Uma decisão judicial garantiu a um casal de mulheres o direito de constar os dois nomes como mães no registro do filho, após o pedido ter sido negado administrativamente em cartório. A sentença, proferida pela 1ª Vara dos Feitos de Relações de Consumo e Comerciais de Alagoinhas, determinou a inclusão do nome da segunda mãe na certidão de nascimento da criança, ao lado do nome da mãe biológica.
O casal está junto há 26 anos e oficializou a união em casamento civil há mais de uma década. Apesar da rotina familiar consolidada, o Cartório de Registro Civil recusou a inclusão do nome da segunda mãe na certidão de nascimento, alegando ser necessária autorização judicial para esse tipo de reconhecimento.
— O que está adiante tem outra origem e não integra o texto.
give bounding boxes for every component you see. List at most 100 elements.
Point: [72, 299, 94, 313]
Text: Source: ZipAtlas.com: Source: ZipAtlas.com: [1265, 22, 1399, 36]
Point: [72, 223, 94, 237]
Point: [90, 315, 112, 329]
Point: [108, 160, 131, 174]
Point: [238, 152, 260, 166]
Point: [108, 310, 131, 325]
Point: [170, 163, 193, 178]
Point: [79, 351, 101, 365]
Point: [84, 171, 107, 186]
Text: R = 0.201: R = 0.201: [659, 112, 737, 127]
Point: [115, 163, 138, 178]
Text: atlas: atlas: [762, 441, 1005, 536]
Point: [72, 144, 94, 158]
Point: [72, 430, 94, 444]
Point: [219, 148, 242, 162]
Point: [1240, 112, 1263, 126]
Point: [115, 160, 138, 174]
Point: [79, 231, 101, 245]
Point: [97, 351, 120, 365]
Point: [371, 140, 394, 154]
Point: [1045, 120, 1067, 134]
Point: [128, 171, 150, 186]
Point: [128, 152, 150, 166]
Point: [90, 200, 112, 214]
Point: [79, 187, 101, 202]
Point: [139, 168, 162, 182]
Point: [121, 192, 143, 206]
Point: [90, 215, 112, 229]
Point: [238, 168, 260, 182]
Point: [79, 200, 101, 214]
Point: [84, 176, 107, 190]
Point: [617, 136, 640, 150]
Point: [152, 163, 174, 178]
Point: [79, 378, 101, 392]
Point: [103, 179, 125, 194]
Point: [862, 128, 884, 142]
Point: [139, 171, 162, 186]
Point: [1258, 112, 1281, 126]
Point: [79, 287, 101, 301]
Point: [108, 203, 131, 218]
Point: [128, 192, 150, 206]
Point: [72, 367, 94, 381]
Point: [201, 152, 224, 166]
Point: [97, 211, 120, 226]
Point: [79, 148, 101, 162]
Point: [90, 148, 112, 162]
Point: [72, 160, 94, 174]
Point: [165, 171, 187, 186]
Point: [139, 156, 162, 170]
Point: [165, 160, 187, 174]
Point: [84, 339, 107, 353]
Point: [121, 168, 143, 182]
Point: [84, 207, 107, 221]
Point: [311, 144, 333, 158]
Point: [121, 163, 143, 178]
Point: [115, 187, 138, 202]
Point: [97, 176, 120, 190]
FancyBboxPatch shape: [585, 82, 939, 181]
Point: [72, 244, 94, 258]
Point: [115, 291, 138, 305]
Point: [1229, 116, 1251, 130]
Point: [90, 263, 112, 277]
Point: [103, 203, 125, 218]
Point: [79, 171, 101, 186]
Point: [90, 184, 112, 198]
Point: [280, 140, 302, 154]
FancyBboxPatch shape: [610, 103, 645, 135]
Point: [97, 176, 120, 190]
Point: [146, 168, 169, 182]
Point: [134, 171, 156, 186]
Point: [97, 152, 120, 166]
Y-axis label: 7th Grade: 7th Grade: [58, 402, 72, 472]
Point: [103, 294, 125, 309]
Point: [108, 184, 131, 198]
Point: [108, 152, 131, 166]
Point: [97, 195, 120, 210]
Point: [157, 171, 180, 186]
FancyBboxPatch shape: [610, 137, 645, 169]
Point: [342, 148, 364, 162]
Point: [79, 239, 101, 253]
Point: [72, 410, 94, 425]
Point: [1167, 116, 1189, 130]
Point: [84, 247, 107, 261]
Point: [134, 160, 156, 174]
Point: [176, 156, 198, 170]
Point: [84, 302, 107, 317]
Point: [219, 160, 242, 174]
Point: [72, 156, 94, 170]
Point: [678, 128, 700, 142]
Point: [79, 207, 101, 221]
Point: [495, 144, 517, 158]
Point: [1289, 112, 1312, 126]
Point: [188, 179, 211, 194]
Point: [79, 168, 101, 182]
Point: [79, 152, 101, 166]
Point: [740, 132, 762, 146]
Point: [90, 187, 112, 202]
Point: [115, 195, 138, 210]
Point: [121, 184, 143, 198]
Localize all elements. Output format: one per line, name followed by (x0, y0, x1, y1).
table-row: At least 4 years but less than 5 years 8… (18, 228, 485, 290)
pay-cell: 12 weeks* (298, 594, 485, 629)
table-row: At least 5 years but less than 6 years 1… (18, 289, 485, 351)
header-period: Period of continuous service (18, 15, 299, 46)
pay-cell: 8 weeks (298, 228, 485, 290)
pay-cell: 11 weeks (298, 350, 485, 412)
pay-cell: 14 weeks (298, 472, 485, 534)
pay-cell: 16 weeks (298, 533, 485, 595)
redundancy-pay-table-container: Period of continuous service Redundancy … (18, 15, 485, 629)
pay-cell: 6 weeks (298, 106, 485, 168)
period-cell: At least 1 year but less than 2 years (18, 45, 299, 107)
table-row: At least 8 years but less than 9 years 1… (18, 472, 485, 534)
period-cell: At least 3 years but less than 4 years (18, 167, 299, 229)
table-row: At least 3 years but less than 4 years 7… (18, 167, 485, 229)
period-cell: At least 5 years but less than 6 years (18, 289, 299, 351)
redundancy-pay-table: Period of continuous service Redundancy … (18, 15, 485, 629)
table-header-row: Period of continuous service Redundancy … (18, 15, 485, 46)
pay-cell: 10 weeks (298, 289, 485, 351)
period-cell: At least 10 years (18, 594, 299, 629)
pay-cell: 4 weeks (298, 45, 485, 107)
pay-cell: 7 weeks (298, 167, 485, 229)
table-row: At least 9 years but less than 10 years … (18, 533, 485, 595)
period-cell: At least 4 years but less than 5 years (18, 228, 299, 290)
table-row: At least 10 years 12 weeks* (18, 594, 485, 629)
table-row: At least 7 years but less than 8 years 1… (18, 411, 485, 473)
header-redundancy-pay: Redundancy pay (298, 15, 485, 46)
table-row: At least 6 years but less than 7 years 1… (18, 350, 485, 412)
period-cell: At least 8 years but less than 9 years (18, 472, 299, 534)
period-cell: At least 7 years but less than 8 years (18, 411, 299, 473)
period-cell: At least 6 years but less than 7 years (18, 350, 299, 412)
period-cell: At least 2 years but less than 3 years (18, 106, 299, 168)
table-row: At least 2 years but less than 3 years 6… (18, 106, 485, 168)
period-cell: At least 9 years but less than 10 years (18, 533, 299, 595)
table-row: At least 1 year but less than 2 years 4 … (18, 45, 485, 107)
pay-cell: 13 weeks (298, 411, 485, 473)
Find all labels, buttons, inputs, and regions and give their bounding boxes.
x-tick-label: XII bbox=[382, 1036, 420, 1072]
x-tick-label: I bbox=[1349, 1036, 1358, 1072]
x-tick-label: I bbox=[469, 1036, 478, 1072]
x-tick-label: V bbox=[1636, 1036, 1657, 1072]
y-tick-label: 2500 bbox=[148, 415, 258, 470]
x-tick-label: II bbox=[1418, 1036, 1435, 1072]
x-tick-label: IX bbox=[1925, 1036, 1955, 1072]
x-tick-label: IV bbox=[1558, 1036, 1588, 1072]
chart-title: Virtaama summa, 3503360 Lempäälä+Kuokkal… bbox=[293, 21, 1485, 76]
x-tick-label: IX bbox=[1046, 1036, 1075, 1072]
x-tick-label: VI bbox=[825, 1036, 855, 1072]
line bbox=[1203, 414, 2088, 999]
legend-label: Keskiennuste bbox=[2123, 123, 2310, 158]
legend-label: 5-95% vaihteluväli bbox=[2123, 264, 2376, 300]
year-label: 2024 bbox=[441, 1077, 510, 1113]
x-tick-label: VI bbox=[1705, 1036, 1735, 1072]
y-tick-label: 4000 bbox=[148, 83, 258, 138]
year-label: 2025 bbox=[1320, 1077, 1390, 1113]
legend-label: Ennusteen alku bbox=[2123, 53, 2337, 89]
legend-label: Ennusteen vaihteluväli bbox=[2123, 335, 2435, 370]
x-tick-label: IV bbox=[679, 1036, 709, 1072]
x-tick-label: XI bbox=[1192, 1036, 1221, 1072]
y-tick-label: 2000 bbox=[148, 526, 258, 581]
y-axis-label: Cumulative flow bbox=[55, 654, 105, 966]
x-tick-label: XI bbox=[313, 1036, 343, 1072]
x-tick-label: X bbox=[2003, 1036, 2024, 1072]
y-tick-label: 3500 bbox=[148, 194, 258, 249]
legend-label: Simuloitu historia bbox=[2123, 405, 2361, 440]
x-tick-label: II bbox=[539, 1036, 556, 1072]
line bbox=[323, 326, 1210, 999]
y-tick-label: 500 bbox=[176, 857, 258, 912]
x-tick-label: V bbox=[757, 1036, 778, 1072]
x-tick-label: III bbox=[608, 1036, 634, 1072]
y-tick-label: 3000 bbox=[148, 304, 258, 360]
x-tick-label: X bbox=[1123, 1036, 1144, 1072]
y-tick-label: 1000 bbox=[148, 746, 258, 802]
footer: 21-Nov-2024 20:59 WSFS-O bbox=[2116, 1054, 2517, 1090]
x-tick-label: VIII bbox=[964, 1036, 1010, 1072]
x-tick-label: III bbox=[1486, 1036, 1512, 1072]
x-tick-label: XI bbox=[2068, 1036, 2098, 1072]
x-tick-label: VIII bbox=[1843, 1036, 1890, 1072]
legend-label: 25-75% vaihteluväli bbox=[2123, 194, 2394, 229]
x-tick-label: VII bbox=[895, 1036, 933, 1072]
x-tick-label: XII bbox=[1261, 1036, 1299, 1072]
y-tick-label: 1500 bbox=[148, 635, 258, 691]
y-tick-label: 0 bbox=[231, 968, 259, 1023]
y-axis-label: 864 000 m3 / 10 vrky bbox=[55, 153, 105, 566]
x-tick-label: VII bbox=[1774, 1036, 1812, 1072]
Diante da negativa, a família recorreu à Defensoria Pública, que ingressou com a ação de reconhecimento de maternidade socioafetiva.
Na petição judicial, a instituição reforça que a recusa atenta contra o melhor interesse da criança, que se vê privada do pleno reconhecimento jurídico da maternidade que já exerce em sua vida cotidiana. De acordo com a defensora pública Camile Lizandra Morais, que atua na 1ª Vara Cível e de Registros Públicos de Alagoinhas, a criança vive em núcleo familiar composto por suas duas mães desde o nascimento. Elas dividem responsabilidades, cuidam de sua formação e são reconhecidas socialmente como suas genitoras.
“Duas mães que convivem em união estável homoafetiva encontraram na Defensoria Pública a coroação do sonho tão cuidadosamente planejado ao longo de décadas: verem-se formal e legalmente reconhecidas como mães da filha concebida no seio de uma amorosa família”, comemora Camile Morais, que atuou no processo judicial.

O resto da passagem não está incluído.